Thompson was acclaimed for her disarming comic stage persona, but some colorful antics offstage added to her notoriety. Her public horsewhipping of a vituperative Chicago journalist inspired reams of press coverage. By the 1890s, Thompson's style of "high" burlesque fell out of fashion, and her career gradually fizzled out. An initially successful stint as a West End producer ended in failure, and several benefits were held to restore her financial security. After extended bouts with poor health, she died of pneumonia at age 60. For more, see Kurt Ganzl's carefully researched Lydia Thompson: Queen of Burlesque (NY & London: Routledge, 2002).

Truex, Ernest

Actor, singer
b. Sept. 19, 1889 (Kansas City, MO) - d. June 26, 1973 (Fallbrook, CA)

This diminutive character actor got his start in musicals, with featured roles in such forgettable vehicles as Girlies (1910) and Dr. Deluxe (1911). He found the role of a lifetime playing Eddie Kettle in Very Good Eddie (1915), introducing Jerome Kern's "Babes in the Wood." Truex took over the lead in Pitter Patter (1920), starred in Annie Dear (1924) and the London production of The Five O'clock Girl (1929). He co-starred in The Third Little Show (1931), the operetta Frederika (1937), and Helen Goes to Troy (1944). Truex starred in silent films with Mary Pickford, and continued to play character roles in sound films and television. He made his final musical Broadway appearance as ruthless mogul B.G. Bigelow in Flahooley (1951), but did not retire from acting until the mid-1960s.

Von Suppe, Franz

b. Apr. 18, 1819 (Spalato, Italy) - d. May 21, 1895 (Vienna)

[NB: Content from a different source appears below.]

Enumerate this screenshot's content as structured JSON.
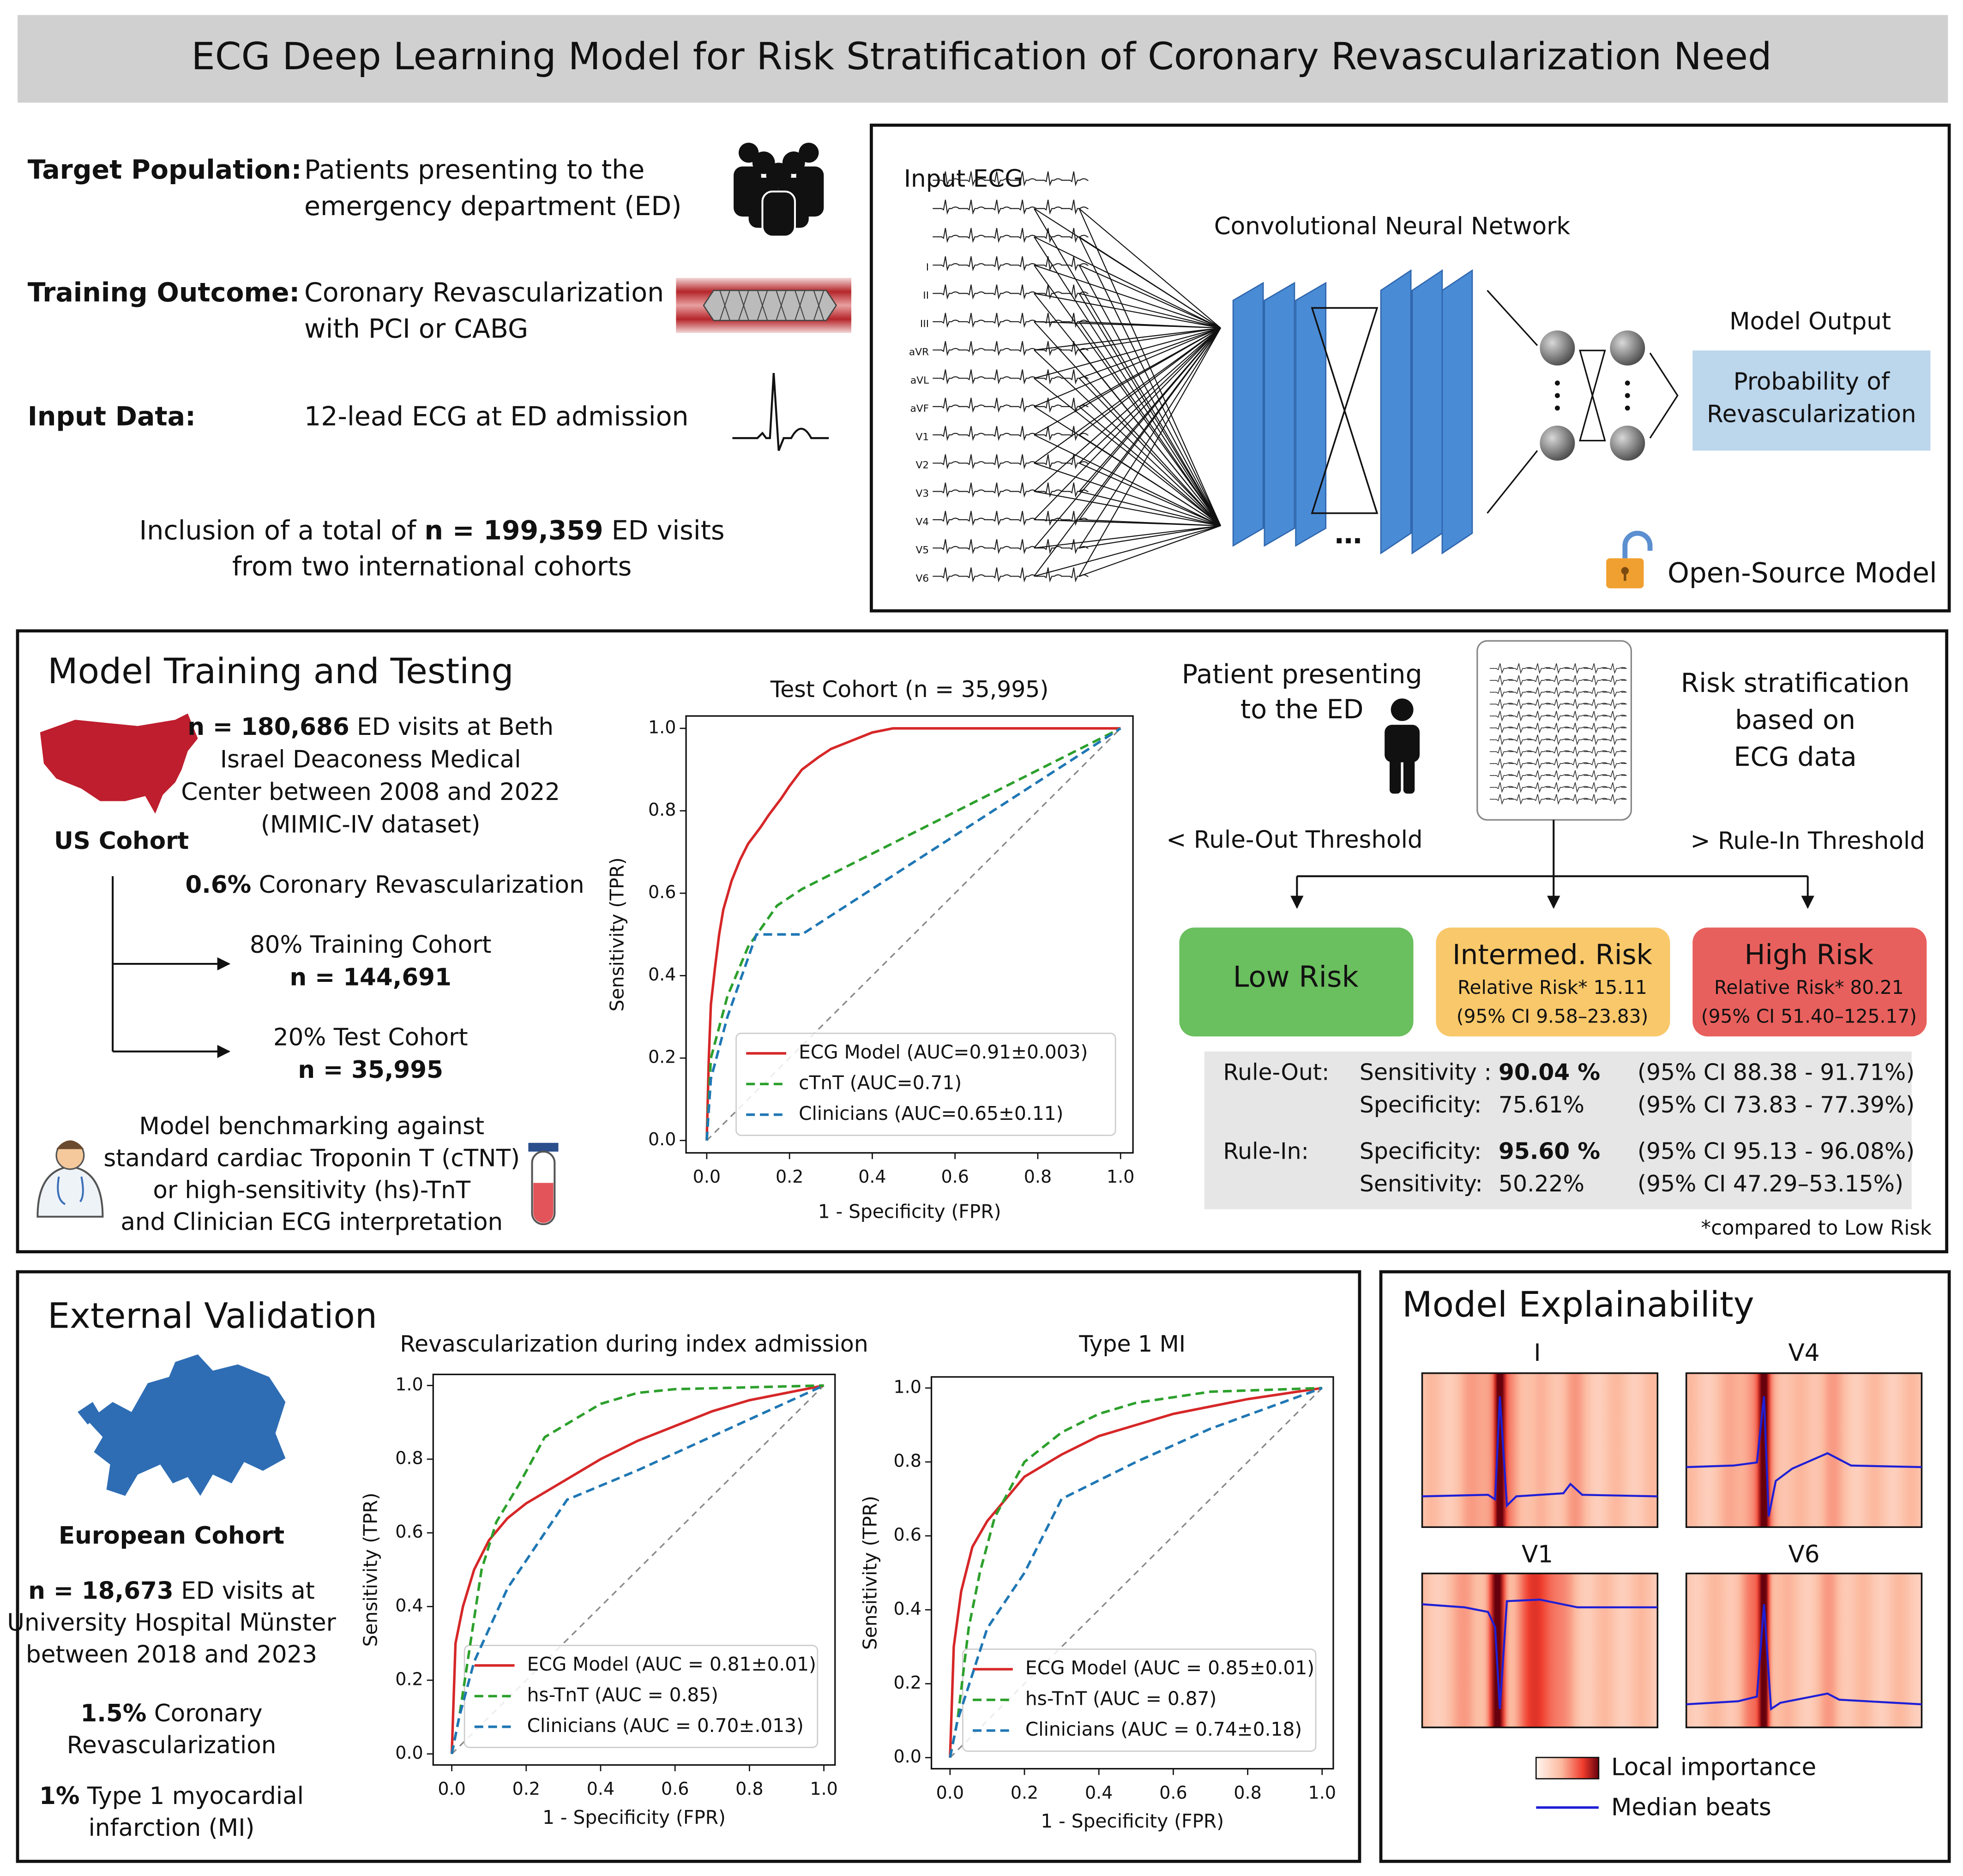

The composer of more than 200 Viennese operettas, Von Suppe was one of the greatest figures in music during the late 19th Century. Although rarely heard today, Die Schone Galathee (1865), Fatinitza (1876) and Boccaccio (1879) were among the greatest hits of their time, enjoying international success.

Weede, Robert

(b. Robert Wiedenfeld)
Singer, actor
b. Feb. 22. 1903 (Baltimore) - d. July 9, 1972 (Walnut Creek, CA)

A leading Metropolitan Opera star from 1937 through the early 1950s, this husky baritone made several memorable appearances in musicals. He was Broadway's original "Tony Esposito" in The Most Happy Fella (1956), introducing Frank Loesser's "My Heart is So Full of You." He also starred in the national tour. Weede played "Jacob Marley" in the TV musical The Stingiest Man in Town (1956). As "Phil" in Milk and Honey (1961), he was the first to sing Jerry Herman's "Shalom." After playing Edward Quinn in the ill-fated Cry For Us All (1970), he continued performing in operas and recitals until his death two years later at age 69.

Weidman, Jerome

b. April 4, 1913 (New York City) - d. Oct. 6, 1998 (NYC)

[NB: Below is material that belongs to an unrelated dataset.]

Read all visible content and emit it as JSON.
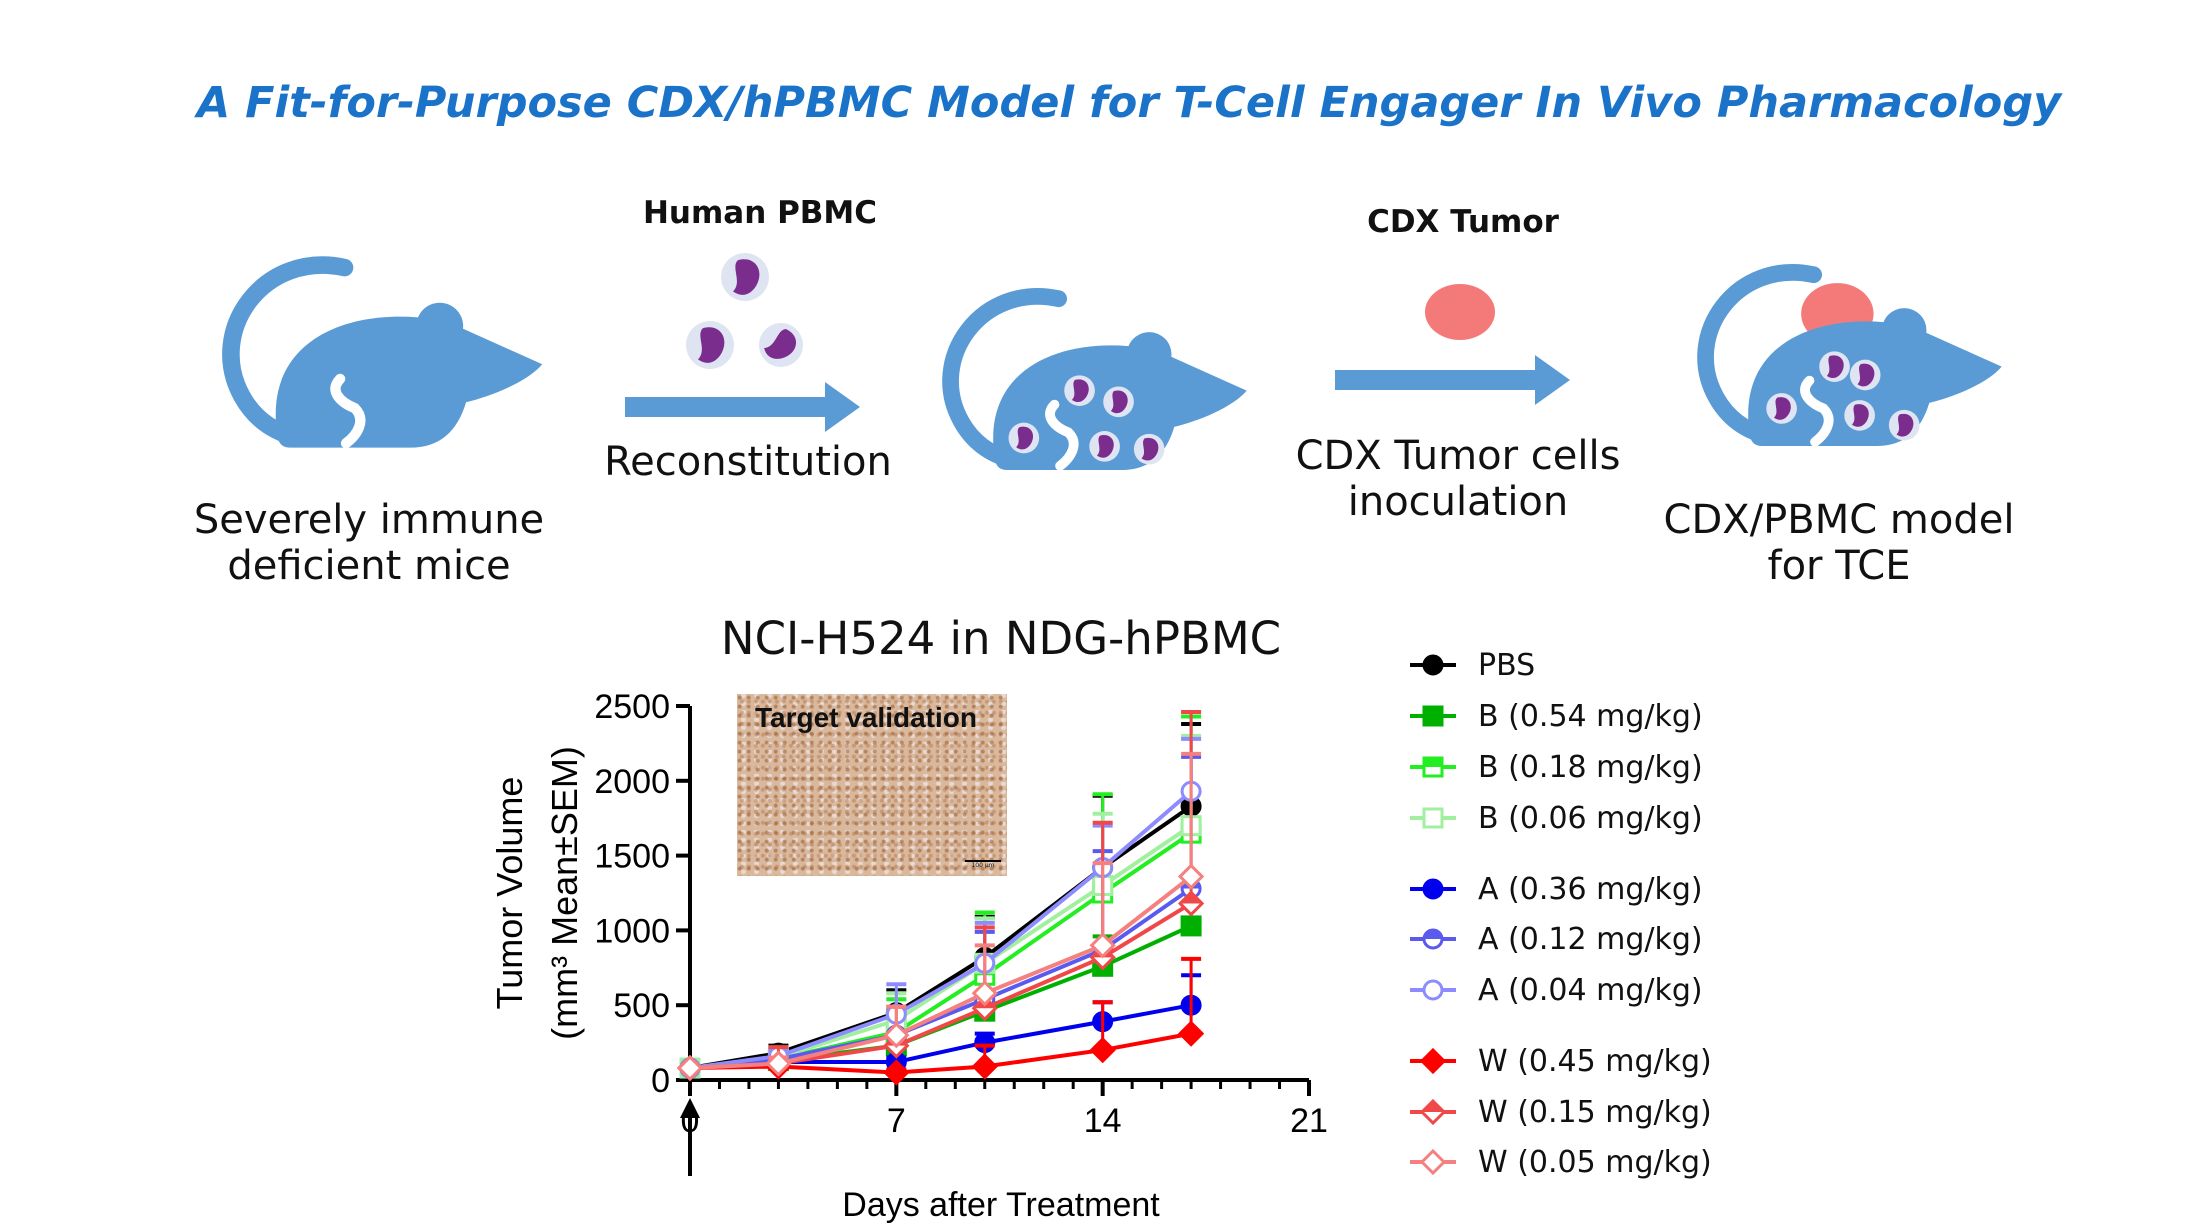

A successful novelist, Weidman received a Tony Award and a Pulitzer Prize for co-authoring (with George Abbott) the libretto of the biographical musical Fiorello! (1959). He re-teamed with Abbott on the less successful Tenderloin (1960), then worked solo adapting his popular novel I Can Get It For You Wholesale (1962). Weidman's update of The Blue Angel failed on Broadway as Pousse-Cafe (1966).

Wheeler, Hugh Callingham

b. Mar. 19, 1912 (Northwood) - d. July 26, 1987 (Pittsfield, MA)

This novelist and playwright became one of the most noted librettists of the 1970s. He adapted the Ingmar Bergman screenplay for Smiles of a Summer Night for Stephen Sondheim's musical A Little Night Music (1973) -- winning rave reviews and his first Tony. Wheeler updated the 1919 hit Irene (1973), and received a second Tony for his revised version of Candide (1973). His libretto could not save the incoherent rock musical Truckloads (1975), which closed in previews. Wheeler triumphed when he re-teamed with Sondheim for Sweeney Todd (1979), which brought both men Tonys. After The Little Prince and the Aviator (1982) died in previews, Wheeler retired.